Une coalition pour le moins étrange : d’un côté, un élu comme Fabien Fivaz, écologiste neuchâtelois et membre de la Commission de la politique de sécurité du Conseil national. Proche des milieux antimilitaristes – rappelons qu’il est coprésident de CIVIVA, la fédération suisse du service civil –, le voilà devenu l’un des promoteurs d’une intégration militaire accrue avec l’Europe. Un antimilitariste qui nous pousse dans les bras des derniers des Mohicans à vouloir que la guerre s’enlise à l’Est : fascinant retournement.
De l’autre, le PLR cherche à se donner des airs de grand défenseur de la souveraineté helvétique en multipliant les postures martiales. Dans un communiqué du 6 mars, il radote « les partisans de Poutine de l’UDC » (sic), tout en s’acharnant contre l’initiative sur la neutralité, qu’il accuse de vouloir « enfermer » le pays dans un « corset extrêmement rigide ». Mieux vaut, sans doute, une dépendance servile aux arsenaux étrangers sous prétexte de « réalisme »…

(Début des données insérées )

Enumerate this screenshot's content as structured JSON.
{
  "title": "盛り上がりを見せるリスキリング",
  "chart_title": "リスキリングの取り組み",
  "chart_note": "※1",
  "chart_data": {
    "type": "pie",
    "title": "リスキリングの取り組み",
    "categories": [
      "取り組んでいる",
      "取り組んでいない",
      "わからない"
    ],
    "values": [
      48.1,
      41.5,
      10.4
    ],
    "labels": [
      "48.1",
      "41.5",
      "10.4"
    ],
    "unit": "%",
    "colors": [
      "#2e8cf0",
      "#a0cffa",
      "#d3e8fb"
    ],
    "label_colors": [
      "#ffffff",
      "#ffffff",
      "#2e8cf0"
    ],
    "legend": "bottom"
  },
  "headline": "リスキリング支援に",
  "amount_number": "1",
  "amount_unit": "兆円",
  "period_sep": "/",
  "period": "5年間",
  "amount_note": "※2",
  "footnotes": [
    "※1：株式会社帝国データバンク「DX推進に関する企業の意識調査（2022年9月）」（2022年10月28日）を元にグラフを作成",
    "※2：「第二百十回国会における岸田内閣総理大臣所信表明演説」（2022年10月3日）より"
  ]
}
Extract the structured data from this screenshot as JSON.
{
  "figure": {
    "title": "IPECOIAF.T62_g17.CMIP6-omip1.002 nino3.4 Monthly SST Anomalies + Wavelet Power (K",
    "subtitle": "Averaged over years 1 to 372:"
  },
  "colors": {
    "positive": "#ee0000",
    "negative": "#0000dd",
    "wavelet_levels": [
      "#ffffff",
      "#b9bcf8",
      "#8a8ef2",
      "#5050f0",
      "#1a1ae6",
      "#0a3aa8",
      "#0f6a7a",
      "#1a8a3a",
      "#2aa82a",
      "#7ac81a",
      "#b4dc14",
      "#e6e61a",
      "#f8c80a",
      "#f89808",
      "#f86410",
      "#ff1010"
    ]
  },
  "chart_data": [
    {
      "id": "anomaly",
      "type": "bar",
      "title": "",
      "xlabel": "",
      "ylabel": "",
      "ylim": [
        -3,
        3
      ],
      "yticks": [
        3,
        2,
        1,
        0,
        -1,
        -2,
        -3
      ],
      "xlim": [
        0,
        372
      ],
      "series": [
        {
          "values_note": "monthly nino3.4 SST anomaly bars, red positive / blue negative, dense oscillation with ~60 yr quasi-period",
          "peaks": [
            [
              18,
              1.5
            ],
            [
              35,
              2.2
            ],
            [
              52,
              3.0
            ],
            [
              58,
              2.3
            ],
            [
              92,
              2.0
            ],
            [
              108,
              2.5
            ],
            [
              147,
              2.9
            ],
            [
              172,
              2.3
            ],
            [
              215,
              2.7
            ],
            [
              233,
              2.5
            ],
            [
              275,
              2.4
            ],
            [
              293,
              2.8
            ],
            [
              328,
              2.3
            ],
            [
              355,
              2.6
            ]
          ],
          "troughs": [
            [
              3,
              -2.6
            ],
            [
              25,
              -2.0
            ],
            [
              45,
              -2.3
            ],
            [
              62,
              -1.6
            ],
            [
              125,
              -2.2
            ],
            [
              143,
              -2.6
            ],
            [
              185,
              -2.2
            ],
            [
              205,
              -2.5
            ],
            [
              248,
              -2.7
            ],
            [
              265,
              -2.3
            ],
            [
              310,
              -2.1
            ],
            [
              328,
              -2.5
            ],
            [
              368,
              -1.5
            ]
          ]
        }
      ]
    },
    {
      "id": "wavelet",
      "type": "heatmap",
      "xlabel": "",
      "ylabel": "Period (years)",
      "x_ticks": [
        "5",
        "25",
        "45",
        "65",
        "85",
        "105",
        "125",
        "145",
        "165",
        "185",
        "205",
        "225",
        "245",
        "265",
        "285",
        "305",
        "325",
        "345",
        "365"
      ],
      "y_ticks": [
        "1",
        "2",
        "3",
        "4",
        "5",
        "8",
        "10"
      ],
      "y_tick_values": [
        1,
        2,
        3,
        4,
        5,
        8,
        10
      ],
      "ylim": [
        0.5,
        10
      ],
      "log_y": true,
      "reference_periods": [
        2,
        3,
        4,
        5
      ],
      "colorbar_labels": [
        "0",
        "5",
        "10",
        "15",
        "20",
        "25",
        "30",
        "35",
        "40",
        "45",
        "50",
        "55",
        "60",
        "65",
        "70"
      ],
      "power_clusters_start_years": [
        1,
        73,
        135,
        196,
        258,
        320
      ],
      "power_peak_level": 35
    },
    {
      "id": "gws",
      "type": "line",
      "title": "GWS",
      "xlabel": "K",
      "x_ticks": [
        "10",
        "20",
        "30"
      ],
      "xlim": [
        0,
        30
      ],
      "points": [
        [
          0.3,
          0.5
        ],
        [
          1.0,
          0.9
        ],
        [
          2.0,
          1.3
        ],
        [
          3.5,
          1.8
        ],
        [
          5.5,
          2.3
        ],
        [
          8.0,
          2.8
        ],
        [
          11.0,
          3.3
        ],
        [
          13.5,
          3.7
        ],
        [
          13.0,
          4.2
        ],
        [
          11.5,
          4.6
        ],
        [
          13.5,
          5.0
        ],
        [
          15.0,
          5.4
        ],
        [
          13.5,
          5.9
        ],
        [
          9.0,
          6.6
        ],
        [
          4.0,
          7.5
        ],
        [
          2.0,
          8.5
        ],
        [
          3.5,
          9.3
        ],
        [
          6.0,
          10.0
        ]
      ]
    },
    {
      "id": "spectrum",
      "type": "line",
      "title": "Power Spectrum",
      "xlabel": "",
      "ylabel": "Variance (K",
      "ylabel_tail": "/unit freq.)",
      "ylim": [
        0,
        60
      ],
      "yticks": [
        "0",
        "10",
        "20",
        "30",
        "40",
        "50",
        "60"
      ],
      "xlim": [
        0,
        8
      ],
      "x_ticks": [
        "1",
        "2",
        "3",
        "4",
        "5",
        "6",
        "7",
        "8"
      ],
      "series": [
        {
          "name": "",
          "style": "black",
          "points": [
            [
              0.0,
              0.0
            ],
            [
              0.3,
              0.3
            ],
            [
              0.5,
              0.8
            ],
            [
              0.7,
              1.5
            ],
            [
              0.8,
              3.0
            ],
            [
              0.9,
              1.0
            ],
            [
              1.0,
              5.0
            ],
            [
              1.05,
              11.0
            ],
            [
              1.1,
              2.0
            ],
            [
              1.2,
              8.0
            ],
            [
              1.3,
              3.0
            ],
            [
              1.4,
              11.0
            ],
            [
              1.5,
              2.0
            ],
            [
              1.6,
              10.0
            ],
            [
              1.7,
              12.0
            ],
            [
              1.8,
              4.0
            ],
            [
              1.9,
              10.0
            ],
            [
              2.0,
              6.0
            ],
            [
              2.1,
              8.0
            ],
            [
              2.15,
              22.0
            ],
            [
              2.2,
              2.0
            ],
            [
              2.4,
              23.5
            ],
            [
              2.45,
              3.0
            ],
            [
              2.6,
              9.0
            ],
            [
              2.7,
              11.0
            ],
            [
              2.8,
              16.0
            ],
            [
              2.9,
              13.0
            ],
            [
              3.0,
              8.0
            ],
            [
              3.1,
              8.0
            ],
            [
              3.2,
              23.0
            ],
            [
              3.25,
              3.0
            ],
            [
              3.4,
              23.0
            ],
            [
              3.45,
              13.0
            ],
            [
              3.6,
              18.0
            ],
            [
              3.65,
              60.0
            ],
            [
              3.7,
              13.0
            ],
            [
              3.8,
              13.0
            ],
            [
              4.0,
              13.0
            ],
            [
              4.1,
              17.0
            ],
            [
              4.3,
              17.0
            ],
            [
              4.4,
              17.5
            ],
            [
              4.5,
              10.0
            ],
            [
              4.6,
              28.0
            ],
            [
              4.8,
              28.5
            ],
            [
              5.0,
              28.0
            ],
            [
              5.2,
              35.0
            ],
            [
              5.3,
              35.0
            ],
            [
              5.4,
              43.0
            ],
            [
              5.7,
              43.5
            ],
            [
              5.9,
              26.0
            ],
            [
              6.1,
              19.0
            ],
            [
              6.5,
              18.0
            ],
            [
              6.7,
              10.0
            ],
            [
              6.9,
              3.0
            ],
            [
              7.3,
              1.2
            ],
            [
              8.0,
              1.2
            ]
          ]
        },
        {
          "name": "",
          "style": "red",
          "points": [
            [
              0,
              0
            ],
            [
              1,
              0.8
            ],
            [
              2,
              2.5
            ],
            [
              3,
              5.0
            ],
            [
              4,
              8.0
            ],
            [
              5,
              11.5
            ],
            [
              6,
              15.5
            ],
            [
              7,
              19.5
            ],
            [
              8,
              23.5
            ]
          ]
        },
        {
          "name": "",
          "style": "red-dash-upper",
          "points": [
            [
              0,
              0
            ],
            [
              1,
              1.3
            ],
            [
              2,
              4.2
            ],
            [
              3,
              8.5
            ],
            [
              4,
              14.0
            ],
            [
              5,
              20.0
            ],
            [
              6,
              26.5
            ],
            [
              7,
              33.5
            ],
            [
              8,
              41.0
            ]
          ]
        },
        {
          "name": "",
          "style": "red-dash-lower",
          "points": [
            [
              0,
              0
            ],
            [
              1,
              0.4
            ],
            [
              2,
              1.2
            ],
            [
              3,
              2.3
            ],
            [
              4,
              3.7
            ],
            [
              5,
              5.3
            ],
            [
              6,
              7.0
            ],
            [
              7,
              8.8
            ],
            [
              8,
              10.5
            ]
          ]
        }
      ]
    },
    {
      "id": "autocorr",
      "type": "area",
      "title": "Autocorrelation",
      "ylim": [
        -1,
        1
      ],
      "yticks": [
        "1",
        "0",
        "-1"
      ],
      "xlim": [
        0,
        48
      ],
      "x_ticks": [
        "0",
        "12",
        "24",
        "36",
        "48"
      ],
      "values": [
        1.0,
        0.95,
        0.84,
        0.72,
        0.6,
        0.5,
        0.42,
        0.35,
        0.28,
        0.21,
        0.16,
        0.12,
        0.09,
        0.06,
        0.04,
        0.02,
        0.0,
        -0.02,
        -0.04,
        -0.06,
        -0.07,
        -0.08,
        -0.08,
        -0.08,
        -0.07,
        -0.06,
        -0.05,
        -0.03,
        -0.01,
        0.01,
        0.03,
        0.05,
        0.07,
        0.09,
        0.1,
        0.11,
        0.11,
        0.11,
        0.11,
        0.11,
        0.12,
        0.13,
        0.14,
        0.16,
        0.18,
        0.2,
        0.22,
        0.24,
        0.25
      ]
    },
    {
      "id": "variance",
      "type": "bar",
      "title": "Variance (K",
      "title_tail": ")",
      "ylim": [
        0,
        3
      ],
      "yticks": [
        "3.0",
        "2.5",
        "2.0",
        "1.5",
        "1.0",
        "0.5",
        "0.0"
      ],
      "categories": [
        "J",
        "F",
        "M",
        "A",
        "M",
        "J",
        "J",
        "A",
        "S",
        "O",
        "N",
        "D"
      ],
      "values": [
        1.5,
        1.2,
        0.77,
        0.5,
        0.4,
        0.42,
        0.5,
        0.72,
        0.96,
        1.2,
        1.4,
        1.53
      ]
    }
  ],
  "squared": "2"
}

Cette alliance contre nature entre pacifistes de façade et libéraux opportunistes redessine le paysage stratégique du pays. Il faut s’y opposer, non par sympathie pour Moscou, ni pour Kiev ou Washington, mais par attachement à la Suisse et à sa tradition de neutralité armée.
Face aux rodomontades de droite ou d’extrême gauche, il ne s’agit plus seulement de défendre la neutralité. Il s’agit d’empêcher la soumission.